Currently I am using this 'classical' structure:
a list of points, and a list of triangles.
Each point has a X, Y, and Z value.
Each triangle has three indices i0, i1, i2, which refer to a point in the point list.
This is the most compact layout I can think of. It is perfect if all I want to do is draw the mesh, and never modify or filter it.
However it does make most operations that modify the mesh or generate a new partial mesh very cumbersome, for example:
Removing triangles is very inefficient.
generating a new mesh with only triangles that have less than 3 neighbors
Finding and removing all triangles that have one or all point within a given bounding box
finding all edges with a certain angle
removing all edges shorter than a certain length
Basically anything that requires modifying the mesh, or iterating over the edges or finding neighboring faces/edges, requires generating and discarding several temporary dictionaries and hash sets.
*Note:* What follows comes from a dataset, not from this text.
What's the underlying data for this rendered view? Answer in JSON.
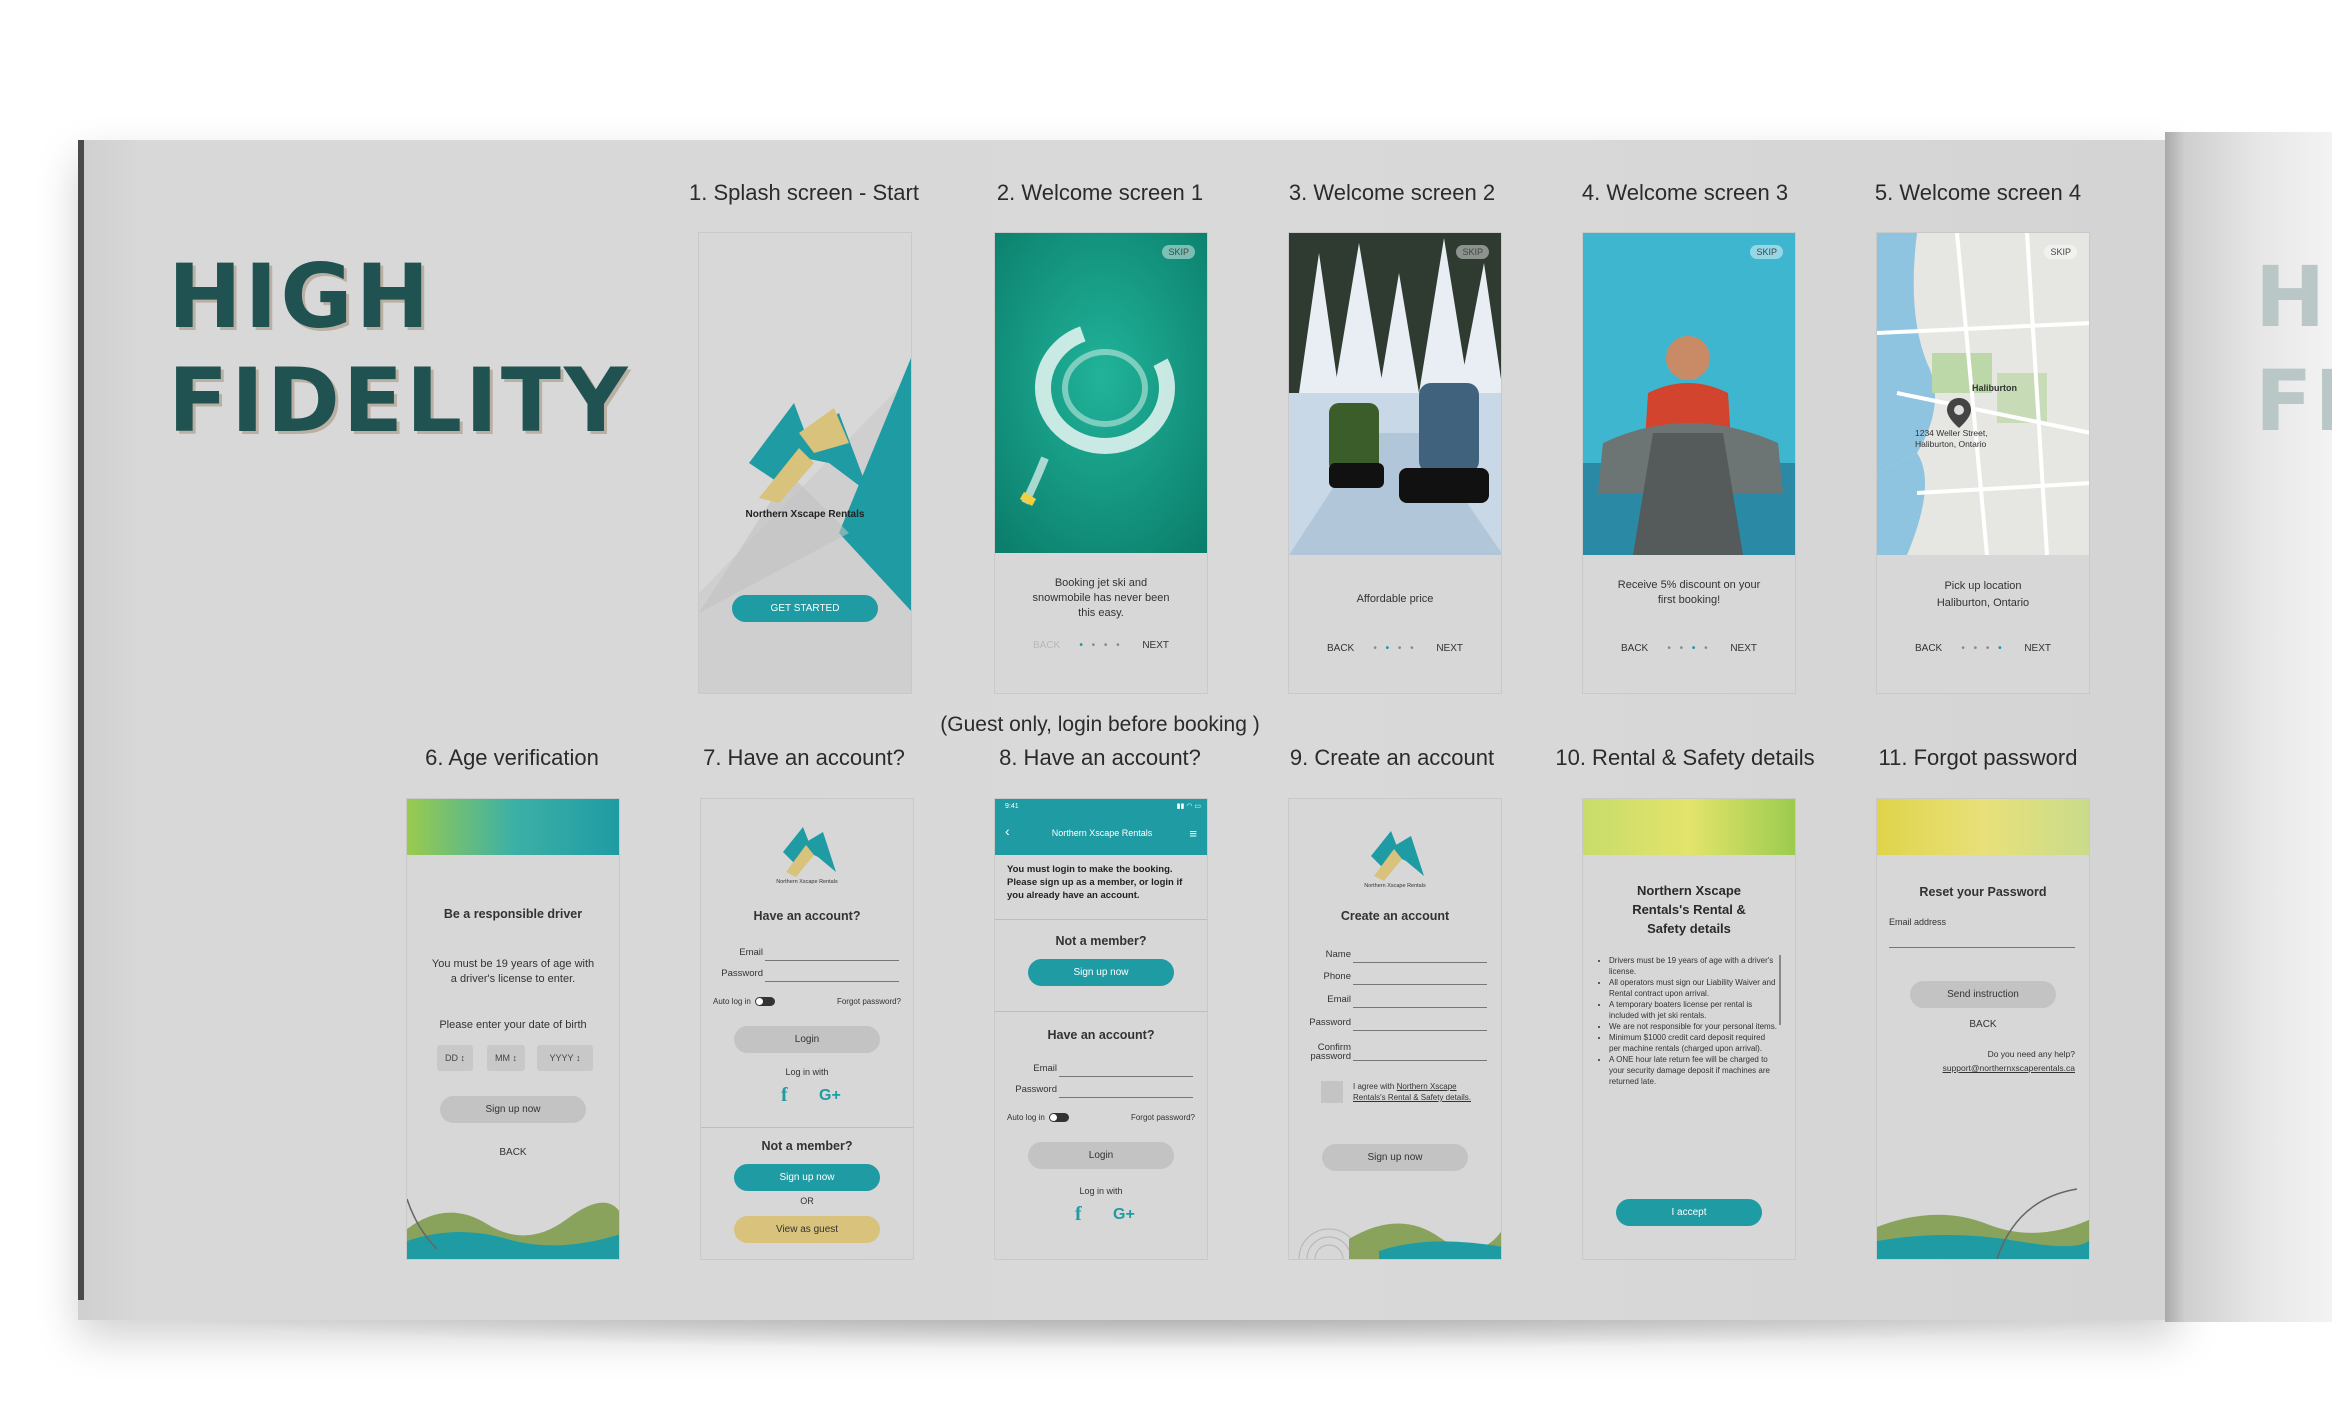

There is no easy way to iterate over the points or edges of an individual face, or the edges/faces around an individual point. removing a point means removing it from each triangle, then changing the index values for all other points in all triangles, etc.
Is there a canonical data structure that does not have these drawbacks, yet is memory-efficient?
I am not looking for an entire library, just a structure I can implement myself (although it may be interesting to know how particular libraries have solved this problem)
There's a couple of open source data structure that may fit your needs:
CGAL https://www.cgal.org/
OpenMesh http://openmesh.org/
Surface Mesh http://opensource.cit-ec.de/projects/surface_mesh
I've oredered them from the harder to the easier to use. They are all half edge data structures
Take a look at this paper from Bielefeld university (developers of the Surface mesh), I think that it's a good starting point for you!